While McBain/Lombino's novel was well done, Kurosawa and his co-scenarists created a much more ambitious story.

First of all, the picture is for Kurosawa autobiographical. Whoever sent King's Ransom to him, must have known him well enough to catch this angle. Kurosawa first trained as an artist. Then he learned every aspect of moviemaking, in order to become an assistant director.

Then there is the doppelgänger (double) angle (Hitchcock's favorite schema), which was not in the novel. Gondo and the kidnapper are both brilliant men who started with nothing. The criminal lives down in the cramped bowels of the city, while the executive lives up on the hill in a palatial house that the kidnapper views from below.

High and Low is also a paean to the Dr. Mabuse movies, which were made, initially in 1922, by the husband-and-wife team of Fritz Lang and Thea von Harbou. Dr. Mabuse was a criminal genius, who went mad. The pictures, first as silents, were written by von Harbou and directed by Lang. (Lang also always gave himself a screenwriting credit, as well, but I find that aspect dubious.)

(See Dr. Mabuse, Part I and Dr. Mabuse, Part II, uncut, for free, and without commercial interruption, at WEJB/NSU.)

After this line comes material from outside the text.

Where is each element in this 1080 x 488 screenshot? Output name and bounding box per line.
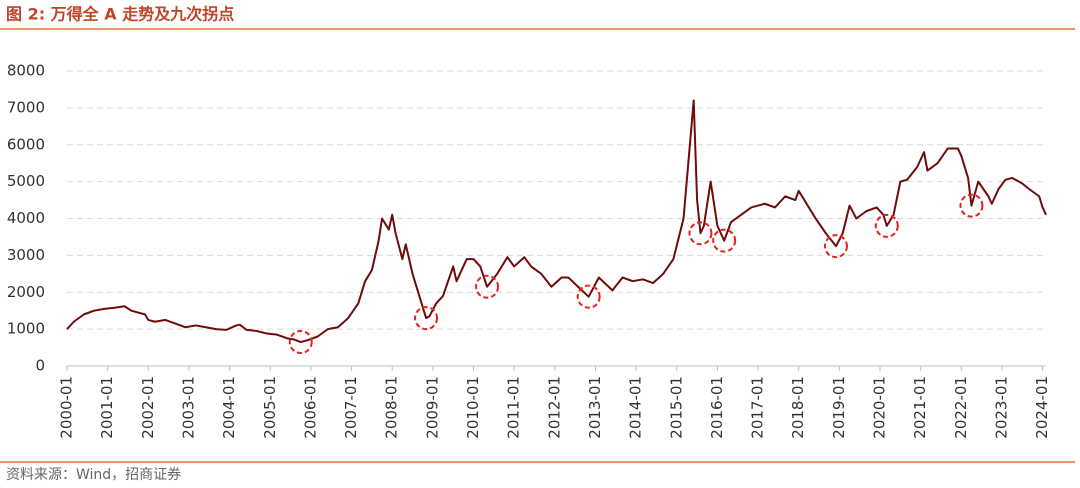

Thea von Harbou was the greatest female and greatest German screenwriter of all time. And yet, all compilers of such lists have snubbed her. Why? Because she was a Nazi. Meanwhile, Austrian-German-American director Fritz Lang is given all sorts of credit that he never would have gotten, without von Harbou. And why is that? Because he was a Jew! Nazis and Jews, eh?! (Think also Martin Heidegger (1889-1976) and Hannah Arendt (1906-1975).)

High and Low is also about the role of intelligence in society. The detectives, though very intelligent, cannot solve the crime on their own. They must rely, for that, on amateurs.

Kurosawa and his collaborators created several brilliant set-pieces, two of which involved bodies in space.



3 comments:

Anonymous said...

Great movie. They ought to show STRAY DOG (1949), also a noir of sorts- A police detective's gun is stolen, and he searches all over Tokyo looking for it. It's an incredible tour of post-War Japan, showing how Americanized their culture had become, despite just having been at war with us! (We even get to see their baseball stadiums.) The 2nd-unit director was Ishiro Honda, soon to become famous for his classic sci-fi noir, the original GODZILLA (And a host of lesser follow-ups). Honda worked again with Kurosawa on some of his latter-day movies like RAN and DREAMS.

-RM

Anonymous said...

Sounds pretty good--an interesting plot. I'd lean towards giving it a view someday,except for all the jap actors and subtitles(I assume). lol.

--GRA

David In TN said...

TCM's Film Noir of the Week Saturday Night-Sunday Morning at 12:30 and 10 a.m. ET is Leslie Kardos' The Strip (1951) with Mickey Rooney, Sally Forrest, William Demarest, James Craig, Kay Brown, Tom Powers.

Film Noir Guide: "When his girlfriend (Forrest) is found shot and his ex-boss (Craig) is murdered, jazz drummer Rooney is questioned by homicide detective Powers and, via flashback, we hear his side of the sordid tale."

Wounded in Korea, Rooney leaves the hospital with a new set of drums and heads for Hollywood and, he hopes, a career in music. Along the way he meets bookie Craig, who gives him a job as a phone man in a horse-betting parlor."

"Rooney, while escaping a police raid, runs into Forrest, a pretty wannabe actress, who works as a cigarette girl and dancer in a Sunset Strip dance joint owned by Demarest (Uncle Charlie in TV's My Three Sons). Rooney falls hard for her and signs on as a drummer at the club just so he can be close to her."

"Trying to make an impression, the little drummer makes the mistake of introducing her to Craig, hoping he'll be able to help her break into the movies. But the suave bookie has more on his mind than being helpful, and Forrest doesn't seem to mind the attention. Fearing he's losing his girl, the obsessed Rooney begins following them around."

"This standard crime drama works well thanks to a good performance by Rooney, who did his own drumming, and some terrific jazz from Louis Armstrong and His Band. Crooner Vic Damone appears as himself."